Father Roussel made a number of pastoral visits in the decade, but the only permanent representatives of the church were Rapa Nui catechists including, from 1884, Angata, one of the Rapa Nui who had left with the missionaries in 1871. Despite the lack of a resident priest to celebrate mass regularly, the Rapa Nui had returned to Roman Catholicism, but there remained some tension between temporal and spiritual power as Father Roussel disapproved of Salmon because of his Jewish paternity.
On 8 March 1837, under the command of Teniente de Marina Leoncio Señoret, the ship of the Chilean Navy Colo Colo sailed off from Valparaíso bound for Australia. Thus, the Colo Colo was the first Chilean ship to visit the Easter Island.
Easter Island was annexed by Chile on 9 September 1888 by Policarpo Toro, by means of the "Treaty of Annexation of the island" (Tratado de Anexión de la isla), that the government of Chile signed with the Rapa Nui people.
Until the 1960s, the surviving Rapa Nui were confined to the settlement of Hanga Roa and the rest of the island was rented to the Williamson-Balfour Company as a sheep farm until 1953. The island was then managed by the Chilean Navy until 1966 and at that point the rest of the island was reopened.
1914 was an eventful year for the 250 residents of Easter Island. In March, the Routledge Expedition landed and began a 17 month archaeological and ethnographic survey of the island.
In December another German warship, the commerce raider Prinz Eitel Friedrich, visited and released 48 British and French merchant seamen onto the island, supplying much needed labour for the archaeologists.
Since being given Chilean citizenship in 1966, the Rapa Nui have re-embraced their ancient culture, or what could be reconstructed of it.

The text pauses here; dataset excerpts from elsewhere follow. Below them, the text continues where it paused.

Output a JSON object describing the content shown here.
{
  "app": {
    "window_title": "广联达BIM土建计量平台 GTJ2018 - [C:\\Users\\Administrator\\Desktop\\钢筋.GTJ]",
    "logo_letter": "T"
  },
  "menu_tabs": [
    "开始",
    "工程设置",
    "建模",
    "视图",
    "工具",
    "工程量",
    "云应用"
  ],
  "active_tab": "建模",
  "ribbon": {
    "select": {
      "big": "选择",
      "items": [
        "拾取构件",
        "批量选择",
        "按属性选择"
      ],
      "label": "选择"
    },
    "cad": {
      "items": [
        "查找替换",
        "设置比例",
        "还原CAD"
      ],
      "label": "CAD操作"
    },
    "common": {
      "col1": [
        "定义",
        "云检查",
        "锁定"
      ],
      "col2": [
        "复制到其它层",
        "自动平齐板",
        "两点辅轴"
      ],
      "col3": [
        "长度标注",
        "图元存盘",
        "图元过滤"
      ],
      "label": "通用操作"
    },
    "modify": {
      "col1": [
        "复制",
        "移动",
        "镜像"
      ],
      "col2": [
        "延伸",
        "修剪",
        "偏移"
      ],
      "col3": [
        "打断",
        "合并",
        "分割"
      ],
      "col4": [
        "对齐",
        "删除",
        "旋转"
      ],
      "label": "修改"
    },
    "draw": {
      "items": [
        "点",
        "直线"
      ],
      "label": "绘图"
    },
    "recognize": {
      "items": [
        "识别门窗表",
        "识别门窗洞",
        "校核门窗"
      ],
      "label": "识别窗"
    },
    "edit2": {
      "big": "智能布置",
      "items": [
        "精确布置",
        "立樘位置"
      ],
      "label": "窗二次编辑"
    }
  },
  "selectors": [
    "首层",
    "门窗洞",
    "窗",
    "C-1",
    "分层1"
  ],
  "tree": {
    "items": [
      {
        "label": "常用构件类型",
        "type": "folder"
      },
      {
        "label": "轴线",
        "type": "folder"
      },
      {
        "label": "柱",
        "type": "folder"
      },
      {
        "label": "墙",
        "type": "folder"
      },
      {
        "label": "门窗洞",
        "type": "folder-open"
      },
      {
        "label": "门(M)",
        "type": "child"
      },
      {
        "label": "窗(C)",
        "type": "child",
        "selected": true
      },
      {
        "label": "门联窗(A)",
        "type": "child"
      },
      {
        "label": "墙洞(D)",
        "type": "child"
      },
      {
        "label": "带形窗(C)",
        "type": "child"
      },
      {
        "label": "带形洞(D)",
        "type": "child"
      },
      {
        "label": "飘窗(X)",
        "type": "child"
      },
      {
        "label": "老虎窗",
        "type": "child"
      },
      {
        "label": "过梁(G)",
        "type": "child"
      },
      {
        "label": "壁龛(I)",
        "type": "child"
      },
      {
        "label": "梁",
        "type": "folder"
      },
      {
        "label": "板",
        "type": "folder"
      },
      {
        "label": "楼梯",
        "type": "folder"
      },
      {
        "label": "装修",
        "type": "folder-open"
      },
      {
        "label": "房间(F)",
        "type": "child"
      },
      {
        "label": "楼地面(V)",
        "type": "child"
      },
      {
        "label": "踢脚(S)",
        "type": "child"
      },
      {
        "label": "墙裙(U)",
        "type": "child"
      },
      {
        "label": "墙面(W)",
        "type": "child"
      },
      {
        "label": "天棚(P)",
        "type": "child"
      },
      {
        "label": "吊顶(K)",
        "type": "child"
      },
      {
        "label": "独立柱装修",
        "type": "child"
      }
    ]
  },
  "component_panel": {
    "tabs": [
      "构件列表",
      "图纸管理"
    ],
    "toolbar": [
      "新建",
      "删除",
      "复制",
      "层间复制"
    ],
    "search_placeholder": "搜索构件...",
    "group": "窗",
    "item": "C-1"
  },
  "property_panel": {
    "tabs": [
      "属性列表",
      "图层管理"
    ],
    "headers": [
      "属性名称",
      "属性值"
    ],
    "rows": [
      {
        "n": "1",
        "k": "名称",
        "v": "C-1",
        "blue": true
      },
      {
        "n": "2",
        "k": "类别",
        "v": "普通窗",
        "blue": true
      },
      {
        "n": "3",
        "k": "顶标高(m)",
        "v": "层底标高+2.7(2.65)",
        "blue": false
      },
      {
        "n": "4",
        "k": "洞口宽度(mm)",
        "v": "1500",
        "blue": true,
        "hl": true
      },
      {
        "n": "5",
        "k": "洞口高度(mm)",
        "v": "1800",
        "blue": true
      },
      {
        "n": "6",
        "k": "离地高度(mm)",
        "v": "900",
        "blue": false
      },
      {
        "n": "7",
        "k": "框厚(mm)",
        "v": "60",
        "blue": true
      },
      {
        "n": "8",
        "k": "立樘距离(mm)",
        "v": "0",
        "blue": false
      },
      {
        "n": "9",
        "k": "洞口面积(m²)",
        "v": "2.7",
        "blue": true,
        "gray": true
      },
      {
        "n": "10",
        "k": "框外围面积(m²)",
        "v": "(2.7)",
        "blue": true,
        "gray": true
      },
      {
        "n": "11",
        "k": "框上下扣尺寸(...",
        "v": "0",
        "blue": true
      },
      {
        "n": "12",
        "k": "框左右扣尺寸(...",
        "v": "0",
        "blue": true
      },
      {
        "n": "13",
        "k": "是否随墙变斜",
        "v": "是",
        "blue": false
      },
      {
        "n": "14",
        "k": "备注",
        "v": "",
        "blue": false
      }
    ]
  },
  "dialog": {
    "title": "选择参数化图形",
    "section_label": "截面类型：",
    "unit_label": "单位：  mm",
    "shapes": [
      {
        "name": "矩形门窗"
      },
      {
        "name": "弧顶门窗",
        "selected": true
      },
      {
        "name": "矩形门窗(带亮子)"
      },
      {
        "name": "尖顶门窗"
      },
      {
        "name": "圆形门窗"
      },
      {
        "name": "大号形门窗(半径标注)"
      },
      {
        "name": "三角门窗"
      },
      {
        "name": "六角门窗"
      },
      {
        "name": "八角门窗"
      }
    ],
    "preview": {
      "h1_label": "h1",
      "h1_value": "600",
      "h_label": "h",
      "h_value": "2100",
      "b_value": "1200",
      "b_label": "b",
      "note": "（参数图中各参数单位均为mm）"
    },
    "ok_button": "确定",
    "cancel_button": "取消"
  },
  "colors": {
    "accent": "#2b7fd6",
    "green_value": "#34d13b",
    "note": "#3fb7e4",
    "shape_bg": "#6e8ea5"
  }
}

Mataveri International Airport is the island's only airport. In the 1980s, its runway was lengthened by the U.S. space program to 3,318 m (10,885 ft) so that it could serve as an emergency landing site for the space shuttle. This enabled regular wide body jet services and a consequent increase of tourism on the island, coupled with migration of people from mainland Chile which threatens to alter the Polynesian identity of the island. Land disputes have created political tensions since the 1980s, with part of the native Rapa Nui opposed to private property and in favor of traditional communal property.
On 30 July 2007, a constitutional reform gave Easter Island and Juan Fernández Islands the status of special territories of Chile. Pending the enactment of a special charter, the island will continue to be governed as a province of the Valparaíso Region.